Last week at both Nashville and Chicago-Midway airports, I noticed their newly designated security lines for “families,” “occasional passengers” and “expert passengers.” Experts are those who know all the rules and don’t have to be told to remove their laptops from their carrying-ons or and know all the rules about gels and liquids. (They also are the ones who don’t want flight attendants to sing, but that’s another post.)
Such lines are fine, but yesterday, Southwest (the official airlines of RexBlog) sent me a card that allows me to whisk through security via something called “Fly By Lanes.” According to Southwest, “Fly By Lanes will not have dedicated screening equipment, but they will allow the traveler to reach the screening process more quickly by having access to a separate security lane.”
Here are the airports that will have Fly By Lanes by October 17th:
Dallas Love Field Airport (DAL)
San Francisco International Airport (SFO)

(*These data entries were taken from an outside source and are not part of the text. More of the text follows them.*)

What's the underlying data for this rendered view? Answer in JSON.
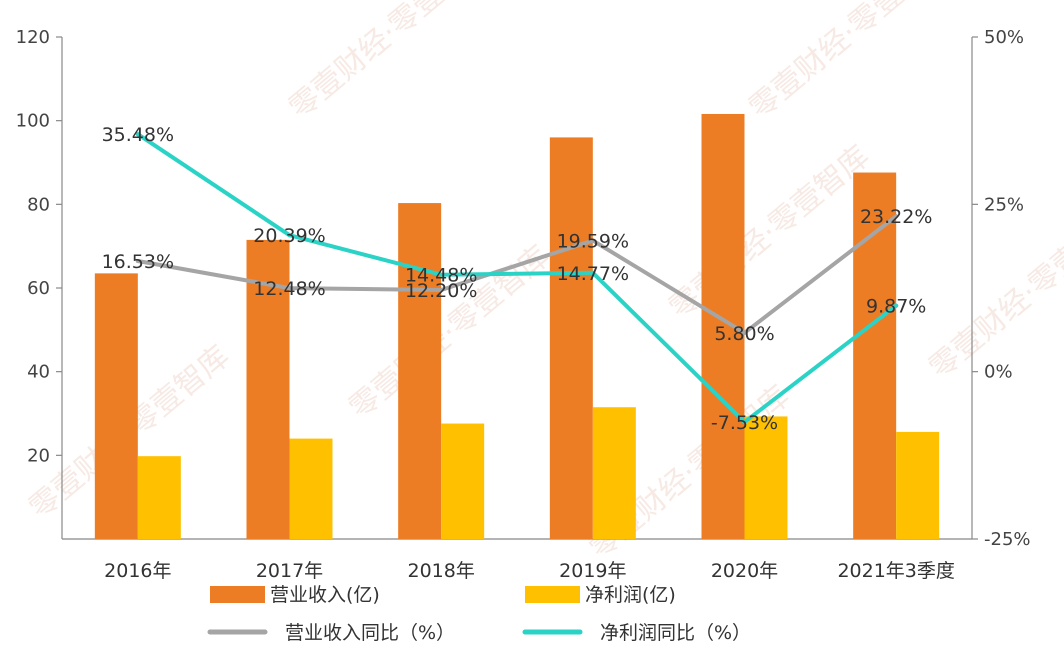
{
  "chart_data": {
    "type": "bar",
    "categories": [
      "2016年",
      "2017年",
      "2018年",
      "2019年",
      "2020年",
      "2021年3季度"
    ],
    "series": [
      {
        "name": "营业收入(亿)",
        "kind": "bar",
        "axis": "left",
        "color": "#ED7D24",
        "values": [
          63.5,
          71.5,
          80.3,
          96.0,
          101.6,
          87.6
        ]
      },
      {
        "name": "净利润(亿)",
        "kind": "bar",
        "axis": "left",
        "color": "#FFC000",
        "values": [
          19.8,
          24.0,
          27.6,
          31.5,
          29.3,
          25.6
        ]
      },
      {
        "name": "营业收入同比（%）",
        "kind": "line",
        "axis": "right",
        "color": "#A5A5A5",
        "values": [
          16.53,
          12.48,
          12.2,
          19.59,
          5.8,
          23.22
        ],
        "labels": [
          "16.53%",
          "12.48%",
          "12.20%",
          "19.59%",
          "5.80%",
          "23.22%"
        ]
      },
      {
        "name": "净利润同比（%）",
        "kind": "line",
        "axis": "right",
        "color": "#2BD3C6",
        "values": [
          35.48,
          20.39,
          14.48,
          14.77,
          -7.53,
          9.87
        ],
        "labels": [
          "35.48%",
          "20.39%",
          "14.48%",
          "14.77%",
          "-7.53%",
          "9.87%"
        ]
      }
    ],
    "y_left": {
      "min": 0,
      "max": 120,
      "ticks": [
        "20",
        "40",
        "60",
        "80",
        "100",
        "120"
      ]
    },
    "y_right": {
      "min": -25,
      "max": 50,
      "ticks": [
        "-25%",
        "0%",
        "25%",
        "50%"
      ]
    },
    "grid": false,
    "legend_position": "bottom",
    "watermark": "零壹财经·零壹智库"
  }
}
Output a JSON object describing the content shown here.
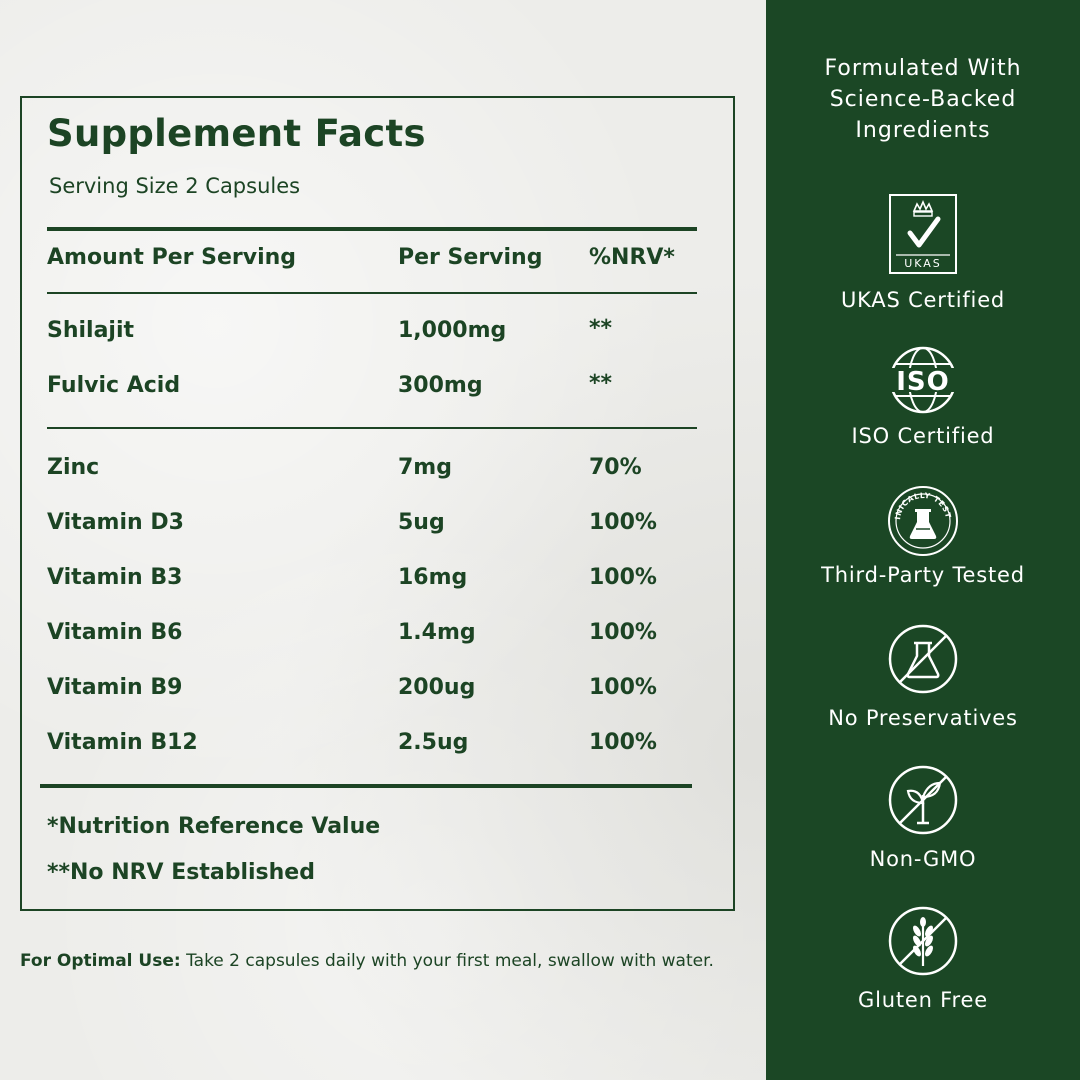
{
  "facts": {
    "title": "Supplement Facts",
    "serving_size": "Serving Size 2 Capsules",
    "headers": [
      "Amount Per Serving",
      "Per Serving",
      "%NRV*"
    ],
    "group1": [
      {
        "name": "Shilajit",
        "amount": "1,000mg",
        "nrv": "**"
      },
      {
        "name": "Fulvic Acid",
        "amount": "300mg",
        "nrv": "**"
      }
    ],
    "group2": [
      {
        "name": "Zinc",
        "amount": "7mg",
        "nrv": "70%"
      },
      {
        "name": "Vitamin D3",
        "amount": "5ug",
        "nrv": "100%"
      },
      {
        "name": "Vitamin B3",
        "amount": "16mg",
        "nrv": "100%"
      },
      {
        "name": "Vitamin B6",
        "amount": "1.4mg",
        "nrv": "100%"
      },
      {
        "name": "Vitamin B9",
        "amount": "200ug",
        "nrv": "100%"
      },
      {
        "name": "Vitamin B12",
        "amount": "2.5ug",
        "nrv": "100%"
      }
    ],
    "footnote1": "*Nutrition Reference Value",
    "footnote2": "**No NRV Established"
  },
  "usage": {
    "label": "For Optimal Use:",
    "text": "Take 2 capsules daily with your first meal, swallow with water."
  },
  "sidebar": {
    "title_lines": [
      "Formulated With",
      "Science-Backed",
      "Ingredients"
    ],
    "certs": [
      {
        "label": "UKAS Certified",
        "icon": "ukas-crown-check-icon",
        "badge_text": "UKAS"
      },
      {
        "label": "ISO Certified",
        "icon": "iso-globe-icon",
        "badge_text": "ISO"
      },
      {
        "label": "Third-Party Tested",
        "icon": "clinically-tested-icon",
        "badge_text": "CLINICALLY TESTED"
      },
      {
        "label": "No Preservatives",
        "icon": "no-preservatives-flask-icon"
      },
      {
        "label": "Non-GMO",
        "icon": "non-gmo-sprout-icon"
      },
      {
        "label": "Gluten Free",
        "icon": "gluten-free-wheat-icon"
      }
    ]
  },
  "colors": {
    "primary_green": "#1b4725",
    "text_green": "#1c4424",
    "background": "#ededea"
  }
}
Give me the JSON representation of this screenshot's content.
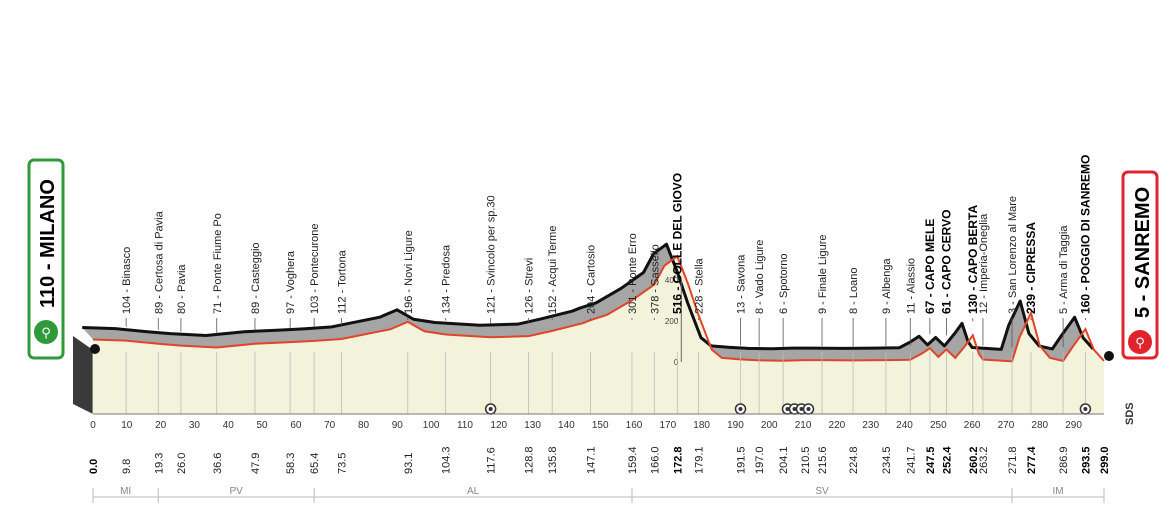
{
  "start": {
    "label": "110 - MILANO",
    "color": "#2e9a3a"
  },
  "finish": {
    "label": "5 - SANREMO",
    "color": "#e0242c"
  },
  "brand": "SDS",
  "altitude_ticks": [
    "400",
    "200",
    "0"
  ],
  "regions": [
    {
      "code": "MI",
      "from": 0,
      "to": 19.3
    },
    {
      "code": "PV",
      "from": 19.3,
      "to": 65.4
    },
    {
      "code": "AL",
      "from": 65.4,
      "to": 159.4
    },
    {
      "code": "SV",
      "from": 159.4,
      "to": 271.8
    },
    {
      "code": "IM",
      "from": 271.8,
      "to": 299
    }
  ],
  "chart_data": {
    "type": "area",
    "x_ticks": [
      0,
      10,
      20,
      30,
      40,
      50,
      60,
      70,
      80,
      90,
      100,
      110,
      120,
      130,
      140,
      150,
      160,
      170,
      180,
      190,
      200,
      210,
      220,
      230,
      240,
      250,
      260,
      270,
      280,
      290
    ],
    "cumulative_km": [
      {
        "km": "0.0",
        "bold": true
      },
      {
        "km": "9.8"
      },
      {
        "km": "19.3"
      },
      {
        "km": "26.0"
      },
      {
        "km": "36.6"
      },
      {
        "km": "47.9"
      },
      {
        "km": "58.3"
      },
      {
        "km": "65.4"
      },
      {
        "km": "73.5"
      },
      {
        "km": "93.1"
      },
      {
        "km": "104.3"
      },
      {
        "km": "117.6"
      },
      {
        "km": "128.8"
      },
      {
        "km": "135.8"
      },
      {
        "km": "147.1"
      },
      {
        "km": "159.4"
      },
      {
        "km": "166.0"
      },
      {
        "km": "172.8",
        "bold": true
      },
      {
        "km": "179.1"
      },
      {
        "km": "191.5"
      },
      {
        "km": "197.0"
      },
      {
        "km": "204.1"
      },
      {
        "km": "210.5"
      },
      {
        "km": "215.6"
      },
      {
        "km": "224.8"
      },
      {
        "km": "234.5"
      },
      {
        "km": "241.7"
      },
      {
        "km": "247.5",
        "bold": true
      },
      {
        "km": "252.4",
        "bold": true
      },
      {
        "km": "260.2",
        "bold": true
      },
      {
        "km": "263.2"
      },
      {
        "km": "271.8"
      },
      {
        "km": "277.4",
        "bold": true
      },
      {
        "km": "286.9"
      },
      {
        "km": "293.5",
        "bold": true
      },
      {
        "km": "299.0",
        "bold": true
      }
    ],
    "places": [
      {
        "km": 9.8,
        "label": "104 - Binasco"
      },
      {
        "km": 19.3,
        "label": "89 - Certosa di Pavia"
      },
      {
        "km": 26.0,
        "label": "80 - Pavia"
      },
      {
        "km": 36.6,
        "label": "71 - Ponte Fiume Po"
      },
      {
        "km": 47.9,
        "label": "89 - Casteggio"
      },
      {
        "km": 58.3,
        "label": "97 - Voghera"
      },
      {
        "km": 65.4,
        "label": "103 - Pontecurone"
      },
      {
        "km": 73.5,
        "label": "112 - Tortona"
      },
      {
        "km": 93.1,
        "label": "196 - Novi Ligure"
      },
      {
        "km": 104.3,
        "label": "134 - Predosa"
      },
      {
        "km": 117.6,
        "label": "121 - Svincolo per sp.30"
      },
      {
        "km": 128.8,
        "label": "126 - Strevi"
      },
      {
        "km": 135.8,
        "label": "152 - Acqui Terme"
      },
      {
        "km": 147.1,
        "label": "204 - Cartosio"
      },
      {
        "km": 159.4,
        "label": "301 - Ponte Erro"
      },
      {
        "km": 166.0,
        "label": "378 - Sassello"
      },
      {
        "km": 172.8,
        "label": "516 - COLLE DEL GIOVO",
        "climb": true
      },
      {
        "km": 179.1,
        "label": "228 - Stella"
      },
      {
        "km": 191.5,
        "label": "13 - Savona"
      },
      {
        "km": 197.0,
        "label": "8 - Vado Ligure"
      },
      {
        "km": 204.1,
        "label": "6 - Spotorno"
      },
      {
        "km": 215.6,
        "label": "9 - Finale Ligure"
      },
      {
        "km": 224.8,
        "label": "8 - Loano"
      },
      {
        "km": 234.5,
        "label": "9 - Albenga"
      },
      {
        "km": 241.7,
        "label": "11 - Alassio"
      },
      {
        "km": 247.5,
        "label": "67 - CAPO MELE",
        "climb": true
      },
      {
        "km": 252.4,
        "label": "61 - CAPO CERVO",
        "climb": true
      },
      {
        "km": 260.2,
        "label": "130 - CAPO BERTA",
        "climb": true
      },
      {
        "km": 263.2,
        "label": "12 - Imperia-Oneglia"
      },
      {
        "km": 271.8,
        "label": "3 - San Lorenzo al Mare"
      },
      {
        "km": 277.4,
        "label": "239 - CIPRESSA",
        "climb": true
      },
      {
        "km": 286.9,
        "label": "5 - Arma di Taggia"
      },
      {
        "km": 293.5,
        "label": "160 - POGGIO DI SANREMO",
        "climb": true
      }
    ],
    "altitude_profile": [
      [
        0,
        110
      ],
      [
        9.8,
        104
      ],
      [
        19.3,
        89
      ],
      [
        26,
        80
      ],
      [
        36.6,
        71
      ],
      [
        47.9,
        89
      ],
      [
        58.3,
        97
      ],
      [
        65.4,
        103
      ],
      [
        73.5,
        112
      ],
      [
        88,
        160
      ],
      [
        93.1,
        196
      ],
      [
        98,
        150
      ],
      [
        104.3,
        134
      ],
      [
        117.6,
        121
      ],
      [
        128.8,
        126
      ],
      [
        135.8,
        152
      ],
      [
        145,
        190
      ],
      [
        147.1,
        204
      ],
      [
        152,
        230
      ],
      [
        159.4,
        301
      ],
      [
        166,
        378
      ],
      [
        169,
        470
      ],
      [
        172.8,
        516
      ],
      [
        176,
        380
      ],
      [
        179.1,
        228
      ],
      [
        183,
        60
      ],
      [
        186,
        20
      ],
      [
        191.5,
        13
      ],
      [
        197,
        8
      ],
      [
        204.1,
        6
      ],
      [
        210,
        9
      ],
      [
        215.6,
        9
      ],
      [
        224.8,
        8
      ],
      [
        234.5,
        9
      ],
      [
        241.7,
        11
      ],
      [
        245,
        40
      ],
      [
        247.5,
        67
      ],
      [
        250,
        25
      ],
      [
        252.4,
        61
      ],
      [
        255,
        20
      ],
      [
        258,
        80
      ],
      [
        260.2,
        130
      ],
      [
        262,
        40
      ],
      [
        263.2,
        12
      ],
      [
        271.8,
        3
      ],
      [
        274,
        120
      ],
      [
        277.4,
        239
      ],
      [
        280,
        80
      ],
      [
        283,
        20
      ],
      [
        286.9,
        5
      ],
      [
        290,
        80
      ],
      [
        293.5,
        160
      ],
      [
        296,
        60
      ],
      [
        299,
        5
      ]
    ],
    "sprints": [
      {
        "km": 117.6,
        "count": 1
      },
      {
        "km": 191.5,
        "count": 1
      },
      {
        "km": 208.5,
        "count": 4
      },
      {
        "km": 293.5,
        "count": 1
      }
    ],
    "xlim": [
      0,
      299
    ],
    "ylim": [
      0,
      520
    ]
  }
}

Los Angeles International Airport (LAX)
Denver International Airport (DEN)
Sky Harbor International Airport (PHX)
John Wayne Airport (SNA)
Thurgood Marshall Airport (BWI)
Wait. I don’t see Nashville (BNA) on that list. Yet again, my hometown airport is disappointing me. First they don’t offer passenger-loving free wifi like such wonderful Southwest-service airports as Tampa, Fla. and Manchester, NH. And now they are not supporting Southwest Airlines effort to make another experience less of a hassle for the professional traveler.
Bonus link: Recently, Seth Godin shared some random travel thoughts, one of which I’ve had while waiting in a security line (as someone who’s often admired how cleverly designed the queue areas are at Disney theme parks): “What would happen if Imagineers from Disney designed the security line? Why not let them try?